Software pioneer Dan Bricklin is shown a peek at the future of medical telemetry and computation [follow link and scroll to Feb. 4 entry] Dan is one of the guys behind ur-PC-software VisiCalc, and continues to make great new useful software today. He visited the Center for Integration of Medicine and Innovative Technology (CIMIT), one project at which is looking into ways in which sensors could be more independent, broadcasting information wirelessly to centralized systems which could perform the computationally intensive tasks that individual devices either cannot or would be prohibitively expensive to offer ubiquitously. This kind of idea could transform aspects of diagnostic and hospital medicine. Dan provides quite a lot of detail; CIMIT's own site appears to not offer the same kind of insight at present.

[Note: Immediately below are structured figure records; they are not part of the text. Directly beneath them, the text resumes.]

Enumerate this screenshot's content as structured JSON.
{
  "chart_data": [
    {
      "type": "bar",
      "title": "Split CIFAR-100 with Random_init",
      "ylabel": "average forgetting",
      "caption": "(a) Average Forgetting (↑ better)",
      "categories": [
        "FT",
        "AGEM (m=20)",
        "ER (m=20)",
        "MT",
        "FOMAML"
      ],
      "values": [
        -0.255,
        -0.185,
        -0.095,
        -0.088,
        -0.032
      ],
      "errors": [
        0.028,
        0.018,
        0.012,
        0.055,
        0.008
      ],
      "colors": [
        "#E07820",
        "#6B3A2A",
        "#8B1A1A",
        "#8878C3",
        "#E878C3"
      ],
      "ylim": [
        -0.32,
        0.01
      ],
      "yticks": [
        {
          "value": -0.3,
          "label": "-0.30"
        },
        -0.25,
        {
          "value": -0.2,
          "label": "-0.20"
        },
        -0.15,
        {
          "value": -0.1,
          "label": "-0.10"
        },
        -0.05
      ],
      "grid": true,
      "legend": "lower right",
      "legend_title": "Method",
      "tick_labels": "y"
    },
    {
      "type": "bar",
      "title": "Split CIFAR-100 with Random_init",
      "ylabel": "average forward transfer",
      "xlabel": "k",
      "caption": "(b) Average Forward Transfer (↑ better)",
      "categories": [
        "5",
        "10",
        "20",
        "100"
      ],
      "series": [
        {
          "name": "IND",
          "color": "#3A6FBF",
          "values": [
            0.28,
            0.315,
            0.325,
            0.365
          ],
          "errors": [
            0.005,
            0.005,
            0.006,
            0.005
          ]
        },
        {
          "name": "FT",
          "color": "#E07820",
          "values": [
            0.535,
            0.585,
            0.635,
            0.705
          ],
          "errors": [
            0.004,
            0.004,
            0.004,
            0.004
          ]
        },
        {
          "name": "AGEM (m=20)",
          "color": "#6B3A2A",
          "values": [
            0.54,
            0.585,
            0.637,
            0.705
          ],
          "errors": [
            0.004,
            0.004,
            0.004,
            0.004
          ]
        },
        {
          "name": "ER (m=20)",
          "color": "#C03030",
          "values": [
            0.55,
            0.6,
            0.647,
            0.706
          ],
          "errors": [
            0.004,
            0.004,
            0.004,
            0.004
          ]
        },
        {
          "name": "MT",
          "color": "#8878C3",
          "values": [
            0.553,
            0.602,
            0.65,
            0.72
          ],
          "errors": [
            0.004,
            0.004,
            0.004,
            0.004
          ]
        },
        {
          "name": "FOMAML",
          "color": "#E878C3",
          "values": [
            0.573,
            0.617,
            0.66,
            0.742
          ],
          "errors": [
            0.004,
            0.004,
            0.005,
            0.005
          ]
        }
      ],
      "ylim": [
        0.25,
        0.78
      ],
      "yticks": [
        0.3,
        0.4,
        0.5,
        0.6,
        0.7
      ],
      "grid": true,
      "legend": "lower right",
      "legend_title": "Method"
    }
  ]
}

InfoWorld Covers WLANs and Wi-Fi
This week's InfoWorld magazine covers wireless networking in quite extensive detail in several articles.
InfoWorld picked 802.11b as one of the most important technologies of 2001: of course, the technology has been around since mid-1999 in its current form, but the utility appeared last year. The article details the improvements, momentum, and challenges.
InfoWorld's CTO, Chad Dickerson, kvells about Wi-Fi's future in his and other operations: Dickerson, a clearheaded writer with a dead-on practical approach, is putting his money where his excitement is. In InfoWorld's new offices, they will go Wi-Fi everywhere for desktop machines. He doesn't offer a strict cost-benefits analysis (which I expect he's done: office wiring is expensive due to building codes and labor), but he has a key insight: On the business side, it's the ability to access key business data in real time to make critical decisions -- no waiting to get back to your desk. In our current era of tight belts, having better, faster, lower-administration methods of getting information everywhere makes us more competitive, efficient, and responsive.
Go Slow on 802.11a, many warn and urge: it's interesting to watch those in the industry try to slow a galloping horse, but the 802.11a spec (to be certified as Wi-Fi5 when WECA finalized its process for the new mark) is causing many distress. It's faster, yes, but unproven, and because of its use of 5 GHz insead of Wi-Fi's 2.4 GHz band, completely incompatible in its basic nature. In the future, dual-band radios may make headway, but a headlong rush into the new specification could certainly wait. With a raft of 802.11 improvements nearing ratification this year (e for quality of service, h for adaptive frequency respose and power response, and i for security), why buy 802.11a today when you can buy a+e+h+i in six months?